The Jewish-led organization IfNotNow announced plans to hold the protests in Los Angeles and New York, with "hundreds of American Jews" gathering "together with a multi-faith coalition to take a moral stand against U.S. complicity in the genocide in Gaza."
The Shabbat actions come more than two weeks into a wave of mass protests that have spread on college campuses nationwide, with students setting up encampments and occupying school buildings to demand that universities divest from companies that work with the Israeli government, such as tech firms and weapons manufacturers.
IfNotNow directed participants to wear white and not bring signs to the events, where demonstrators will "uplift the demands of the students of NYC and around the world: Divestment now. Palestinian freedom now. Power to the Students. Eyes on Gaza."
More than 300 protesters were arrested last week at a Passover Seder rally that had been organized by Jewish advocates near Senate Majority Leader Chuck Schumer's (D-N.Y.) home in Brooklyn.
Arrests of protesters on college campuses in the last two weeks have surpassed 2,100, with more than 200 detained both at the University of California, Los Angeles and at Columbia University—both of which have celebrated their histories of student activism in the civil rights era and during the U.S. war in Vietnam.
On Thursday, President Joe Biden denounced the protests, saying "dissent must never lead to disorder."
IfNotNow called on political leaders to condemn "Israel's war crimes in Gaza, not student protesters taking action for peace."
"The media and politicians would rather scrutinize college campuses than confront the human misery and destruction happening in our name in Gaza which is, of course, the source of these protests," said the group.

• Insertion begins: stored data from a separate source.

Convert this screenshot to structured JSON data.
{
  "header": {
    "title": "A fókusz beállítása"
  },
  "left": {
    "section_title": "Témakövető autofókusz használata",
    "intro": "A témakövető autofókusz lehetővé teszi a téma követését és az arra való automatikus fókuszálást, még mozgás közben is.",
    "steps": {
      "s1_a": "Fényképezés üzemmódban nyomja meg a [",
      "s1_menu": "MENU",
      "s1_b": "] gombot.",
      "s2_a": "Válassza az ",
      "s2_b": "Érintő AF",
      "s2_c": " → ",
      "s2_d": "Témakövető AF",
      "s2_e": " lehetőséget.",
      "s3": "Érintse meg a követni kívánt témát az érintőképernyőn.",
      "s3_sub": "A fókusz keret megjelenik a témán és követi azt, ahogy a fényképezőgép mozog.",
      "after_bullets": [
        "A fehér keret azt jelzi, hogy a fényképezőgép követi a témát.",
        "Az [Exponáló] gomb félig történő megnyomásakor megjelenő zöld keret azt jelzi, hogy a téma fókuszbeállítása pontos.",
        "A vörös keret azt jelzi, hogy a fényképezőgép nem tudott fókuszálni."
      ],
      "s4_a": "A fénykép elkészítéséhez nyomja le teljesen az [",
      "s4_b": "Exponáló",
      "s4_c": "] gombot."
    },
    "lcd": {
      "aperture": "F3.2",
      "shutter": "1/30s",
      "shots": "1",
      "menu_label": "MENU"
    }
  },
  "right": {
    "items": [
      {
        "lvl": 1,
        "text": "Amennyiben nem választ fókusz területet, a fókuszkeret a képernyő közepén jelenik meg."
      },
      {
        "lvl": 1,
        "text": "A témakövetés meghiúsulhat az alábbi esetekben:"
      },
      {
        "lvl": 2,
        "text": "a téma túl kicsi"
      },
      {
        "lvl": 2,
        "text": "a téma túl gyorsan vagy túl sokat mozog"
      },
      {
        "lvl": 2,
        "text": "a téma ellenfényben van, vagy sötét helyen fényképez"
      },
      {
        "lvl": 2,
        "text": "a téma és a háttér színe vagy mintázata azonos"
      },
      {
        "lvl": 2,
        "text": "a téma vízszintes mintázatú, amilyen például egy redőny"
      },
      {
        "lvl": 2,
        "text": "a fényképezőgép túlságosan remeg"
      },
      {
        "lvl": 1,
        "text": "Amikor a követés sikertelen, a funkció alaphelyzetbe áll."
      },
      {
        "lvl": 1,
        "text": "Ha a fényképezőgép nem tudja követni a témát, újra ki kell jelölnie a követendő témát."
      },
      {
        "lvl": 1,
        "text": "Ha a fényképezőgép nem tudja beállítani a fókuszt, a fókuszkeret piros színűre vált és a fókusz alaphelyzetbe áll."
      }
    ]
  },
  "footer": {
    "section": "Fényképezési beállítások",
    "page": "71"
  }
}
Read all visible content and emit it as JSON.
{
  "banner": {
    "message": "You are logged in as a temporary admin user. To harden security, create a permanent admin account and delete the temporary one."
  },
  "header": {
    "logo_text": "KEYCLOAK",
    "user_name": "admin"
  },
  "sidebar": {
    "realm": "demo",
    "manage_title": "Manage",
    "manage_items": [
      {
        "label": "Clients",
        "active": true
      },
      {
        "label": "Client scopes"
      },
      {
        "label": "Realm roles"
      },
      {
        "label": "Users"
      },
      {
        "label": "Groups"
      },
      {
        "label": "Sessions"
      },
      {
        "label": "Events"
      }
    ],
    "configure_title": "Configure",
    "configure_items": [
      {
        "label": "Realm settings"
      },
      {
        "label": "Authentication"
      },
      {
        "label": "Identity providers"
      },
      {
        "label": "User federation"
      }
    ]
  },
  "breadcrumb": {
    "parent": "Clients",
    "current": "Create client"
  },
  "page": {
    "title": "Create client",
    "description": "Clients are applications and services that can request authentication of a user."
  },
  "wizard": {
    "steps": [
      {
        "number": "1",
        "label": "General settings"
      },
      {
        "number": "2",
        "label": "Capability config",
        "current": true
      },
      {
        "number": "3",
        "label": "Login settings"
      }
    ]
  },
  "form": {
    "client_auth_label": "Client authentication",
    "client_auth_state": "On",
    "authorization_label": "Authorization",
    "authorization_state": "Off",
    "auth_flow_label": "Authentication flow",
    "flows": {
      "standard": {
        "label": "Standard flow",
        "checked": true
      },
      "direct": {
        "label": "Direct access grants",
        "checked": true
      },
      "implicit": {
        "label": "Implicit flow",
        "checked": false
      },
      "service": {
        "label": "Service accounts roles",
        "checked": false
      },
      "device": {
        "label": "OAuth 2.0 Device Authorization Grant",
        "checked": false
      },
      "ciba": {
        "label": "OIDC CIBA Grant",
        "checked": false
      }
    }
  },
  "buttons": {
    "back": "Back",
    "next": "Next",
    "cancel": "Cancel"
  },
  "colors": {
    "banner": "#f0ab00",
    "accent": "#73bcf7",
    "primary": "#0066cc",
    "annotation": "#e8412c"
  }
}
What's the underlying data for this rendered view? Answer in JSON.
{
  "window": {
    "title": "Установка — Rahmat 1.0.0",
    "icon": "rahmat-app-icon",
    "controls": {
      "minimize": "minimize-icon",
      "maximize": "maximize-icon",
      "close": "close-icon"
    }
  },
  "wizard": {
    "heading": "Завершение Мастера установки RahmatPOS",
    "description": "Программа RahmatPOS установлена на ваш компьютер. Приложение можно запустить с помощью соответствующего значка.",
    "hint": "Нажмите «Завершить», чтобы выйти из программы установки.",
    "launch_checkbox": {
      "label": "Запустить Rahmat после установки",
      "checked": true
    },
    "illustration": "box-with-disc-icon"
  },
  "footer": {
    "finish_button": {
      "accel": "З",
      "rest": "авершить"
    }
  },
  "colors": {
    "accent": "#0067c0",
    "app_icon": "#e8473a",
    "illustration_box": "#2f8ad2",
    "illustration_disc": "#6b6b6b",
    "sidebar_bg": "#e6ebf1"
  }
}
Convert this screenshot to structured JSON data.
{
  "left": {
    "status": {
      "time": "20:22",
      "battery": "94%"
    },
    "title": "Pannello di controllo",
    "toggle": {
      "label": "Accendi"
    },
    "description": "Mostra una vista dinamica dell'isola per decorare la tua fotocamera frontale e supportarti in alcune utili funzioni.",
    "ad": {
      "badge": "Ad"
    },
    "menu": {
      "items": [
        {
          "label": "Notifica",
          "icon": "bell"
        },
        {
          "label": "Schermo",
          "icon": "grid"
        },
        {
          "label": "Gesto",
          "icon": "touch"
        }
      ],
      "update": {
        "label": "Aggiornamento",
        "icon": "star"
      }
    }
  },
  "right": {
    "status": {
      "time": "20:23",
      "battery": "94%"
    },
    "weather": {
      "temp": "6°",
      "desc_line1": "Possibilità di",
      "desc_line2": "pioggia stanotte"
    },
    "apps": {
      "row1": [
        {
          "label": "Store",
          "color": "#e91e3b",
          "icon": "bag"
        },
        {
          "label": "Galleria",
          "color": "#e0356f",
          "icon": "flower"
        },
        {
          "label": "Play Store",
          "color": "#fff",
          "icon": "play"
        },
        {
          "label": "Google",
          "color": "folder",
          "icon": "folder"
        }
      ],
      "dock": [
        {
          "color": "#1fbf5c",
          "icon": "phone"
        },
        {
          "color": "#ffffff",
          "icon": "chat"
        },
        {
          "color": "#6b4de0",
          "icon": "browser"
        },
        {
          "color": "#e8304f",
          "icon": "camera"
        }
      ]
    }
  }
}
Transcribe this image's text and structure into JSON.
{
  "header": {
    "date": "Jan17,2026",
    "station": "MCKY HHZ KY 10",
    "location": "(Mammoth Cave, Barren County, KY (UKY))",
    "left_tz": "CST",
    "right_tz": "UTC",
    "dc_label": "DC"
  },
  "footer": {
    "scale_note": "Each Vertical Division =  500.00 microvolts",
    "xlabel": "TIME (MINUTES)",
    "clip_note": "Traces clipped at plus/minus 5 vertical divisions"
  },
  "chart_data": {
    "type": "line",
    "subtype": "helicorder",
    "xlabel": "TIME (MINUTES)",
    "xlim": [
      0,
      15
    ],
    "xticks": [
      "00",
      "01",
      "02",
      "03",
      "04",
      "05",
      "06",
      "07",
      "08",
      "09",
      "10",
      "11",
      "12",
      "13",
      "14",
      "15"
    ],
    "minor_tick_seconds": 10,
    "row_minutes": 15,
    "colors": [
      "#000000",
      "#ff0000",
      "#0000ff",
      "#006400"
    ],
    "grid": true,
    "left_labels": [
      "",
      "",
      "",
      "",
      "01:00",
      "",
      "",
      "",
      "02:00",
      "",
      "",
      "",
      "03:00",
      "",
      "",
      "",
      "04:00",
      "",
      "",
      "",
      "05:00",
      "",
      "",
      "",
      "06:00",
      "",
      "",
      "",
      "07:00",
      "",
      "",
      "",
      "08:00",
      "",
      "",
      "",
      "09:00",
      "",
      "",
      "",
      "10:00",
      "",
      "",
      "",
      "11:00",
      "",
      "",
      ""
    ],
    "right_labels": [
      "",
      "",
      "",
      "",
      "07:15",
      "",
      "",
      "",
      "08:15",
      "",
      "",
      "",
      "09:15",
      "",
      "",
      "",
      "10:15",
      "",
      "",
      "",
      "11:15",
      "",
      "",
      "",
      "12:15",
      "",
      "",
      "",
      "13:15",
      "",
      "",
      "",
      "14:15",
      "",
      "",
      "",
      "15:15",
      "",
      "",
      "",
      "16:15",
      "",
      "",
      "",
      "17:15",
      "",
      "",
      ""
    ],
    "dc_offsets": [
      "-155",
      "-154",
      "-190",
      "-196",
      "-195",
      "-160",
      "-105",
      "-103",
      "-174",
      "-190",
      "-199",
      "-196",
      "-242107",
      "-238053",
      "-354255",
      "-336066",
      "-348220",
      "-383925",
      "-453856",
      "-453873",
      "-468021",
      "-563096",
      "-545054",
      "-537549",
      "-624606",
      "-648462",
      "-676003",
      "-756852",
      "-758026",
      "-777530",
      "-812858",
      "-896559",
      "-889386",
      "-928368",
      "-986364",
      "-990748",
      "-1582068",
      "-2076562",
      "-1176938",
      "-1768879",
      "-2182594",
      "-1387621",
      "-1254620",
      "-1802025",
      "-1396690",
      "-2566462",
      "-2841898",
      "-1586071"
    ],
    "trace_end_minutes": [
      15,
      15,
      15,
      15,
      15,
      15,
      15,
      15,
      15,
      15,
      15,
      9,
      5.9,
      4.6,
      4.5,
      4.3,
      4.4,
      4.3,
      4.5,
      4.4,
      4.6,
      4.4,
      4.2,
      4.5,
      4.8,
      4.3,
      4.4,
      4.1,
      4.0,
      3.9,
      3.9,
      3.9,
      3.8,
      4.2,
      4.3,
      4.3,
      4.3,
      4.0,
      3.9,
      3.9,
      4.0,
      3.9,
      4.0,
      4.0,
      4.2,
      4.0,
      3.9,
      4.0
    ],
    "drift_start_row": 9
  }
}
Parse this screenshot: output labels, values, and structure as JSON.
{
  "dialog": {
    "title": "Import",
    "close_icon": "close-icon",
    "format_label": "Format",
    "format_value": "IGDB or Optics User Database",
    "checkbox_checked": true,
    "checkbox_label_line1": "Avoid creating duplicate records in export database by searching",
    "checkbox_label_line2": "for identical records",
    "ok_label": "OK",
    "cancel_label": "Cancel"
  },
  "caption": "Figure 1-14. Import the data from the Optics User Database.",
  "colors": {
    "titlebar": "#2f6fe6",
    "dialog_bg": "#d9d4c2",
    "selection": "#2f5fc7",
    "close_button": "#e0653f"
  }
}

"The Shabbat protests will serve to condemn state violence aimed at peaceful student protesters, as well as the hypocrisy of American politicians cracking down on 'unlawful' behavior at home while repeatedly voting to send Israel more bombs to kill Palestinians in Gaza," added IfNotNow.
On April 24, a week into the campus protests, Biden signed a foreign aid bill that included $17 billion in additional funding for the Israel Defense Forces.
At campus protests, some Jewish organizers have held other Shabbat services.
Protesters at New York University were planning a Shabbat dinner for Friday evening in solidarity with Gaza, and last week, students at the University of Pennsylvania took part in a Shabbat service.
"We pray together, we protest together, and we will get free together," said Jewish Voice for Peace Philadelphia.